Letter | Published:

Tet2 is required to resolve inflammation by recruiting Hdac2 to specifically repress IL-6

Nature volume 525, pages 389393 (17 September 2015) | Download Citation

Abstract

Epigenetic modifiers have fundamental roles in defining unique cellular identity through the establishment and maintenance of lineage-specific chromatin and methylation status1. Several DNA modifications such as 5-hydroxymethylcytosine (5hmC) are catalysed by the ten eleven translocation (Tet) methylcytosine dioxygenase family members2, and the roles of Tet proteins in regulating chromatin architecture and gene transcription independently of DNA methylation have been gradually uncovered3. However, the regulation of immunity and inflammation by Tet proteins independent of their role in modulating DNA methylation remains largely unknown. Here we show that Tet2 selectively mediates active repression of interleukin-6 (IL-6) transcription during inflammation resolution in innate myeloid cells, including dendritic cells and macrophages. Loss of Tet2 resulted in the upregulation of several inflammatory mediators, including IL-6, at late phase during the response to lipopolysaccharide challenge.

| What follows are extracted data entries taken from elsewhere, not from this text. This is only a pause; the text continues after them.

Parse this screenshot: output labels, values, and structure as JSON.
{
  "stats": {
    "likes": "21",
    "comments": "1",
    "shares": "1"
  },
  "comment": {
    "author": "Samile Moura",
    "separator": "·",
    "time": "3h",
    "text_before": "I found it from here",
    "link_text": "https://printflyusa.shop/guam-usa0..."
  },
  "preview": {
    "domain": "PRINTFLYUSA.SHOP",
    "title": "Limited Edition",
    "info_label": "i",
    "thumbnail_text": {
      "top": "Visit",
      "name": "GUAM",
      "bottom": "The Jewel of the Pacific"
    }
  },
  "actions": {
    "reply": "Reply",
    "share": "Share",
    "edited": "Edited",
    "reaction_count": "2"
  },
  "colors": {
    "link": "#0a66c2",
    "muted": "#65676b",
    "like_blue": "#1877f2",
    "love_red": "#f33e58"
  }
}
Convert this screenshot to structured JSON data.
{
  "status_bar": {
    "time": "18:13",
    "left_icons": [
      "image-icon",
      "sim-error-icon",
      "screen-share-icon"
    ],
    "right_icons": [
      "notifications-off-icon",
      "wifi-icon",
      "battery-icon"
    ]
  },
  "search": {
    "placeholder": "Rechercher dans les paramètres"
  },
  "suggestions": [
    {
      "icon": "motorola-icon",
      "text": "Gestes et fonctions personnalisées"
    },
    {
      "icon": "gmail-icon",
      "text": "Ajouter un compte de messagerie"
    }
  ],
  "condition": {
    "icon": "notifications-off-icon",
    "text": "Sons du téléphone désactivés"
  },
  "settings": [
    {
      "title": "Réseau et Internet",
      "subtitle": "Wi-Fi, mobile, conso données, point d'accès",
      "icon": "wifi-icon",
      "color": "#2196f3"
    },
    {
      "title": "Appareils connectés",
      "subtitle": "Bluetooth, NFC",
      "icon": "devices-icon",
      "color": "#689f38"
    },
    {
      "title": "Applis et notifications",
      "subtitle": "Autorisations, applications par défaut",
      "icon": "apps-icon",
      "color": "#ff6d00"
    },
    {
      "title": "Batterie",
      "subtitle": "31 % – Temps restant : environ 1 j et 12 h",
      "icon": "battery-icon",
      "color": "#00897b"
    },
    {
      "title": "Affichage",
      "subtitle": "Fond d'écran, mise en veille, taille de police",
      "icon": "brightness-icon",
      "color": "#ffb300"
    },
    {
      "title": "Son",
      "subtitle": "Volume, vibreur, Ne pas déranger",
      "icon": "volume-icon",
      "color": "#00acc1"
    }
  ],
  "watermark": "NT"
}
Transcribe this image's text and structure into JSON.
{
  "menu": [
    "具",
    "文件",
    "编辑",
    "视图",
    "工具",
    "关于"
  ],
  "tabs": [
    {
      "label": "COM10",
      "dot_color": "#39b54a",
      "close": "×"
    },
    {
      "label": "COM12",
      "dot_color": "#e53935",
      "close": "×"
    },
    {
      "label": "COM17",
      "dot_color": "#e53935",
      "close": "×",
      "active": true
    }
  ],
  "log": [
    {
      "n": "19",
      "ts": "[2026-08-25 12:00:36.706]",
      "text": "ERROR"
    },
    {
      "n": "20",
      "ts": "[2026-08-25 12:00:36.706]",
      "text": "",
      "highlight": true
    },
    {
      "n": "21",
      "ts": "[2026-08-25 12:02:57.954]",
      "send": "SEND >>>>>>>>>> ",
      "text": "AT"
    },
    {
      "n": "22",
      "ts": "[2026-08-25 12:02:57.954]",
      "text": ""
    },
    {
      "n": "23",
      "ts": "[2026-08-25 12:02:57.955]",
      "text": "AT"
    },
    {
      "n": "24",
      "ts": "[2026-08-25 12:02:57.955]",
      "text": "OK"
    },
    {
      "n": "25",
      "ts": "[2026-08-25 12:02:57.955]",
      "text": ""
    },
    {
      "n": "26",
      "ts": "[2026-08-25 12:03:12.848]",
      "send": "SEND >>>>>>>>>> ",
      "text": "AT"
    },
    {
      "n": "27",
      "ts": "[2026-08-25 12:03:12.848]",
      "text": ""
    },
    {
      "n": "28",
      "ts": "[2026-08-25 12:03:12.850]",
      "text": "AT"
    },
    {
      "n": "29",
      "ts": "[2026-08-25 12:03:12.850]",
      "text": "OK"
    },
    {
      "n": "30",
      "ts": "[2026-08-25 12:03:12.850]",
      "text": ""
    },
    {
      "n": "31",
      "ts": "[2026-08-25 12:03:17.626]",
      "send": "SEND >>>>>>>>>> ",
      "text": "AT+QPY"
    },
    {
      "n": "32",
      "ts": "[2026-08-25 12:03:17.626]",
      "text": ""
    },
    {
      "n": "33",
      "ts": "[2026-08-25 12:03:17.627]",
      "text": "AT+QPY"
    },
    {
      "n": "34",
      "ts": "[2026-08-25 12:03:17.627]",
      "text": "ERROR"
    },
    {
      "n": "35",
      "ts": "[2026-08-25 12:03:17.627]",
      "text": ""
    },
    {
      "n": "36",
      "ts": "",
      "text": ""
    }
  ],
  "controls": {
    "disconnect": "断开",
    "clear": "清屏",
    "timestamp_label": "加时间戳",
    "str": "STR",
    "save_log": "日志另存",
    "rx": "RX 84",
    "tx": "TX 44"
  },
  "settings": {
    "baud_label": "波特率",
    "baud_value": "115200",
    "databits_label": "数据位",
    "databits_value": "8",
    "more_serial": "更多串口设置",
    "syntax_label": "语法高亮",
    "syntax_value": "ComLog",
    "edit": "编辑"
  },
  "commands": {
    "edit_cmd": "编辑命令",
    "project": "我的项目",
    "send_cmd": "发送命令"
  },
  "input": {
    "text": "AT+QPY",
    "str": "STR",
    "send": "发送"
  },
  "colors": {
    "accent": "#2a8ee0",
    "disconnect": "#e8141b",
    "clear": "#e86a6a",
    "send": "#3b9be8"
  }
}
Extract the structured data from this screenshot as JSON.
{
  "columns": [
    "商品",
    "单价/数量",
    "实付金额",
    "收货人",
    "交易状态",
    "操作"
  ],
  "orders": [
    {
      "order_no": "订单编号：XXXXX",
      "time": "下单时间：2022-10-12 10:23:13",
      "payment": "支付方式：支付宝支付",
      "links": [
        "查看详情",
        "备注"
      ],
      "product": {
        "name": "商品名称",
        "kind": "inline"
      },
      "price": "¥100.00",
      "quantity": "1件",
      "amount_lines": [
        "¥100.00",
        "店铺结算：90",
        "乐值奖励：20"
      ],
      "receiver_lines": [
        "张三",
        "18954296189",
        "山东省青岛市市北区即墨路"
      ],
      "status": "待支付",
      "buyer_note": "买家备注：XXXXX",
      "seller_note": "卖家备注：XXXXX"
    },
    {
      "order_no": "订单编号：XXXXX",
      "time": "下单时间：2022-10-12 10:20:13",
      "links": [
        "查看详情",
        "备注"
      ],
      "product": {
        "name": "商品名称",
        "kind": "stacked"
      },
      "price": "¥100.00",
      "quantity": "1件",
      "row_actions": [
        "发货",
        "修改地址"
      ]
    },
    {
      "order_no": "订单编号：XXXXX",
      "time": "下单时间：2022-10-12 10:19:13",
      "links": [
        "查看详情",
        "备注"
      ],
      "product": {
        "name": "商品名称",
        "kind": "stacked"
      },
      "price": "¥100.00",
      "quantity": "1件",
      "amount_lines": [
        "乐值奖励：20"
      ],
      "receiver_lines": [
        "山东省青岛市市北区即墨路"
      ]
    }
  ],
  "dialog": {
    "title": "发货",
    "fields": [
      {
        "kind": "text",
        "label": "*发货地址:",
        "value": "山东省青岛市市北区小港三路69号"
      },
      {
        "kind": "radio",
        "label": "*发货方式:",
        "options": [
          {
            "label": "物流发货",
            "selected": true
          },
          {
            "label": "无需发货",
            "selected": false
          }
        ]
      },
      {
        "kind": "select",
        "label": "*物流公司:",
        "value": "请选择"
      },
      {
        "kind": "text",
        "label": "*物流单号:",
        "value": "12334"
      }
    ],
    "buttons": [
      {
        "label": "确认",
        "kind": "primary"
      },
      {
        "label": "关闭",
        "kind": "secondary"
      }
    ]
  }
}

Tet2-deficient mice were more susceptible to endotoxin shock and dextran-sulfate-sodium-induced colitis, displaying a more severe inflammatory phenotype and increased IL-6 production compared to wild-type mice. IκBζ, an IL-6-specific transcription factor, mediated specific targeting of Tet2 to the Il6 promoter, further indicating opposite regulatory roles of IκBζ at initial and resolution phases of inflammation. For the repression mechanism, independent of DNA methylation and hydroxymethylation, Tet2 recruited Hdac2 and repressed transcription of Il6 via histone deacetylation. We provide mechanistic evidence for the gene-specific transcription repression activity of Tet2 via histone deacetylation and for the prevention of constant transcription activation at the chromatin level for resolving inflammation.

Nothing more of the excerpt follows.